Car le texte est également une histoire de mots, de langues : celle de l’enfance en butte à celle des adultes d’abord, ces « mots brutaux dans leur bouche : bicots, bougnoules, sidis, crouilles, et nous les prononcions à notre tour loin des oreilles adultes » (10), bientôt bousculée par celle de Saïd, cette langue que la jeune fille trouve « incroyable » (26) au point de n’avoir « plus de voix dans [la] bouche » (39), en état de sidération au moment d’entrer dans l’immeuble que celui-ci occupe. Et quand on ne se comprend pas, il suffit d’échanger dans un sabir franco-arabe enrichi du polonais familial de la narratrice.
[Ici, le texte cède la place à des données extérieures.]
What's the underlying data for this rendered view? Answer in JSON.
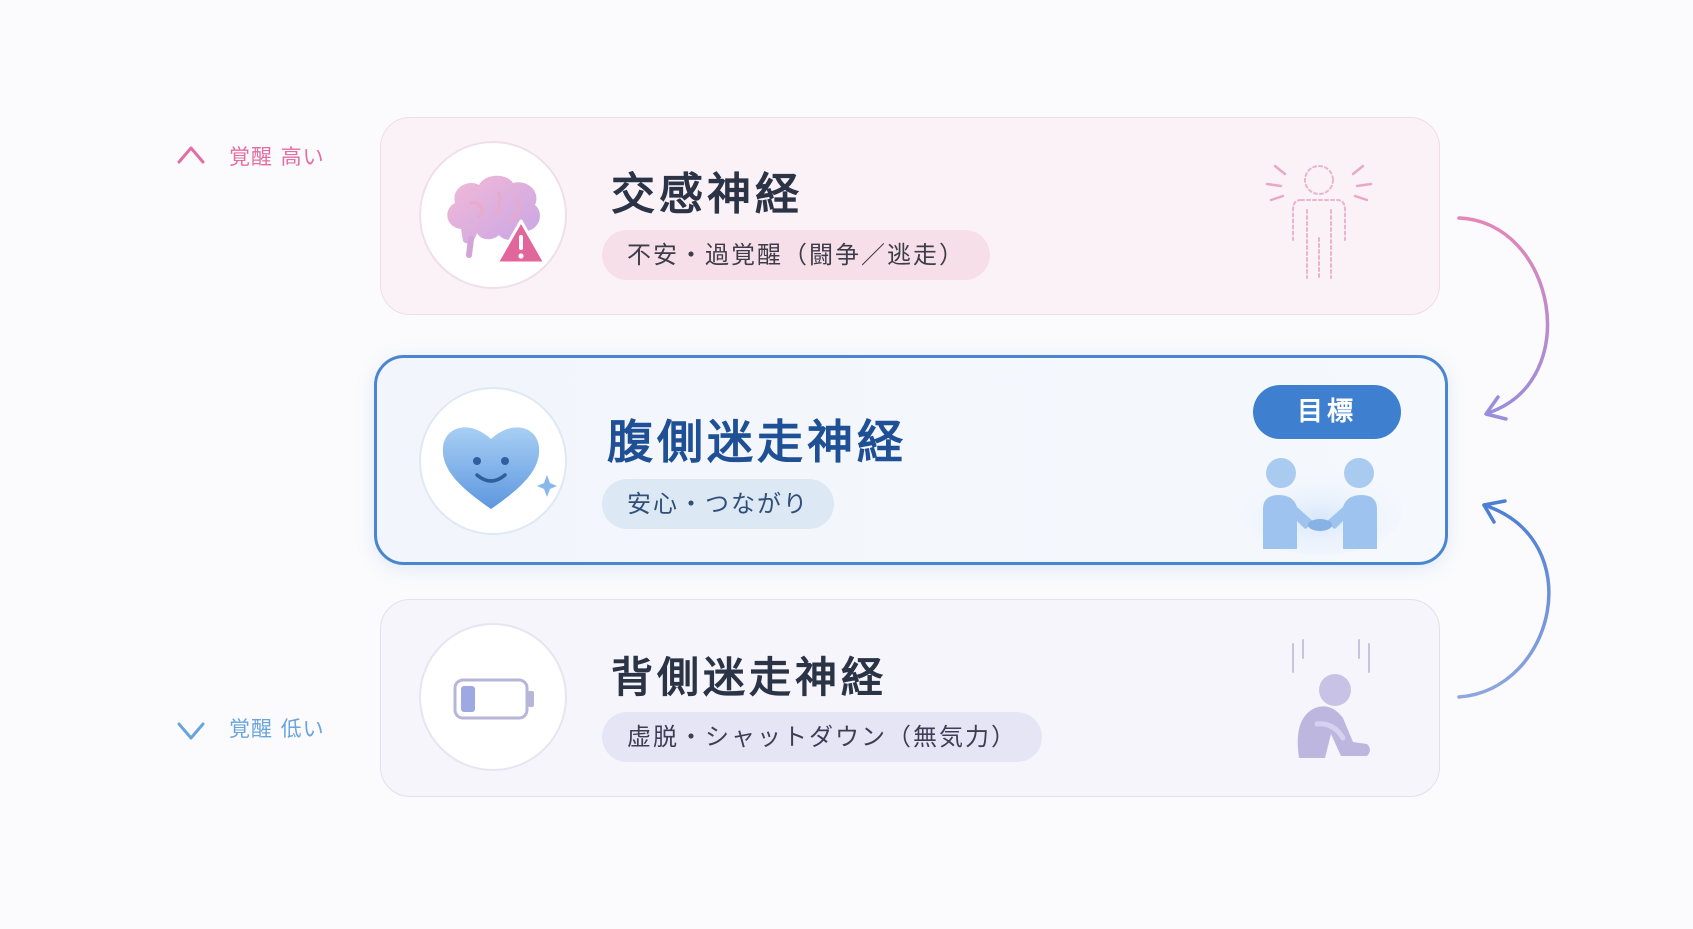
{
  "axis": {
    "high_label": "覚醒 高い",
    "low_label": "覚醒 低い",
    "high_color": "#e26ea4",
    "low_color": "#6aa4dc"
  },
  "states": [
    {
      "title": "交感神経",
      "description": "不安・過覚醒（闘争／逃走）",
      "icon": "brain-warning-icon",
      "figure": "agitated-person-icon",
      "accent": "#e88fb8"
    },
    {
      "title": "腹側迷走神経",
      "description": "安心・つながり",
      "icon": "smiling-heart-icon",
      "figure": "handshake-icon",
      "badge": "目標",
      "accent": "#3f7fd0"
    },
    {
      "title": "背側迷走神経",
      "description": "虚脱・シャットダウン（無気力）",
      "icon": "low-battery-icon",
      "figure": "collapsed-person-icon",
      "accent": "#9d9ad8"
    }
  ]
}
L’existence s’écoule au sein d’un monde figé, reclus où le réel est si décevant qu’il faut s’inventer un ailleurs, un avenir où la vie sera différente, lumineuse : « Plus tard J’aurai une voiture de sport. Je serai Françoise Sagan, je l’ai vue à la télé dans une magnifique décapotable. Elle roule vite. Elle parle vite. Elle vit à toute vitesse. Ici les gens sont lents et moches. » (49) Jusqu’à ce que la venue de Saïd rende l'écoulement ralenti des jours supportable, fasse espérer « que ce soit le mois d’août tout le temps » (41).

 

Une forme de nostalgie, de mélancolie, justifiée par les dernières pages du récit, infuse le récit, insinuant que cette enfance-là n’aura été heureuse, joyeuse, qu’au cours de brefs instants dans l’oubli des adultes, de leurs règles, de leurs peurs au sein d’un monde qui n’a guère d’égard pour les enfants (« bandes d’ emmerdeurs », 47) et où la famille elle-même ne constitue nullement un refuge, où on s’y sent étrangère. Récit d’enfance qui paraît clore et pulvériser l’enfance, tuer la confiance dans l’avenir et instituer une irrémédiable bascule vers le monde, rugueux, semé d’embûches des adultes.
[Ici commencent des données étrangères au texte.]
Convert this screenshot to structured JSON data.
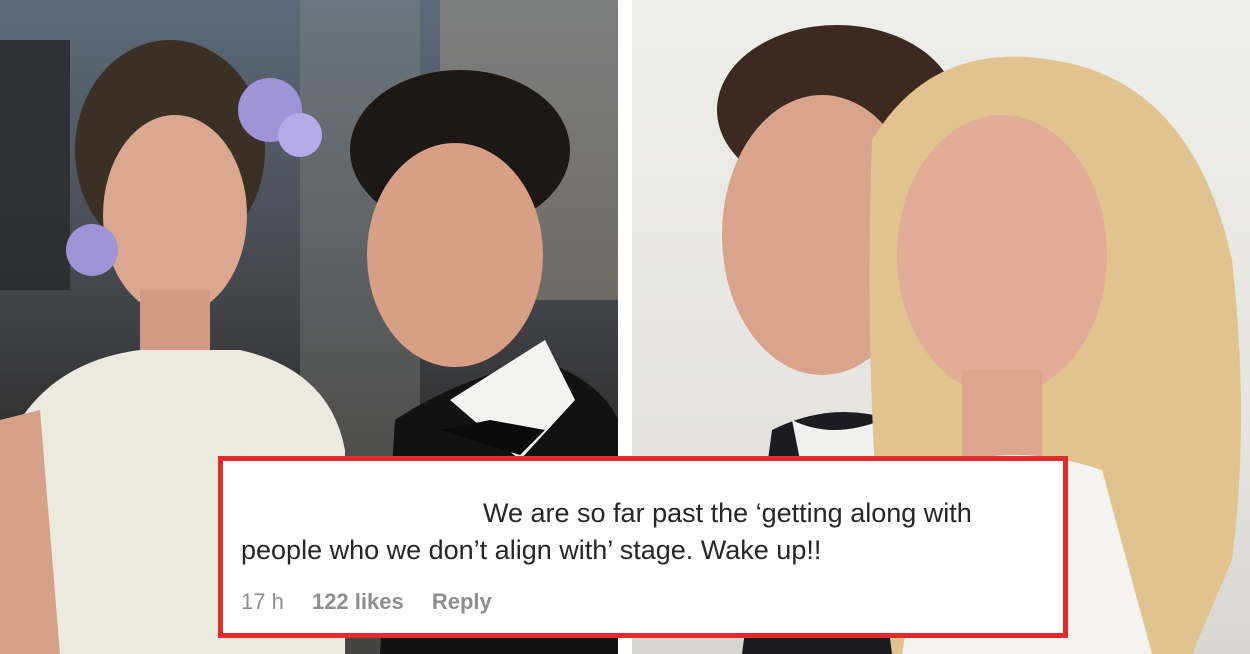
{
  "comment": {
    "text_line1": "We are so far past the ‘getting along with",
    "text_line2": "people who we don’t align with’ stage. Wake up!!",
    "time": "17 h",
    "likes": "122 likes",
    "reply_label": "Reply"
  },
  "colors": {
    "highlight_border": "#e32b2b",
    "comment_text": "#262626",
    "meta_text": "#8e8e8e"
  }
}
Il faudrait également dire l’émotion qui nous étreint à la lecture de ces pages, émotion d’autant plus vive que l’écriture la tient en laisse, ne se laisse pas aller à des épanchements apitoyés, larmoyants. Qualité récurrente des textes de Fabienne Swiatly.

 

Avec « Saïd », F. Swiatly, poétesse, romancière, nouvelliste, essayiste, poursuit une extraordinaire et captivante entreprise littéraire, ajoutant ce nouvel opus à la somme biographique qu’elle bâtit avec patience, obstination, utilisant pour ce faire les diverses facettes de l’écriture, tantôt documentaire (« Elles sont au service », « 44 brèves de Saint-Nazaire »…), tantôt poétique (« Mère éléphante », « Cheval magnifique »…), tantôt théâtrale (« Annette: tombée de la main des dieux », « Umbau », « Boire »…). A quoi il faut ajouter le journal « intime » que développe l’autrice sur son blog, La trace bleue, autre pan d’un travail d’écriture acharné à dire le réel, à faire littérature avec ce qui l’entoure, créant une œuvre fascinante, un « work in progress » où chaque pièce, chaque élément vient compléter l’ensemble, lui donner une teinte supplémentaire, peignant livre après livre le tableau polychrome d’une existence en même temps que celui d’une époque, la sienne, la nôtre.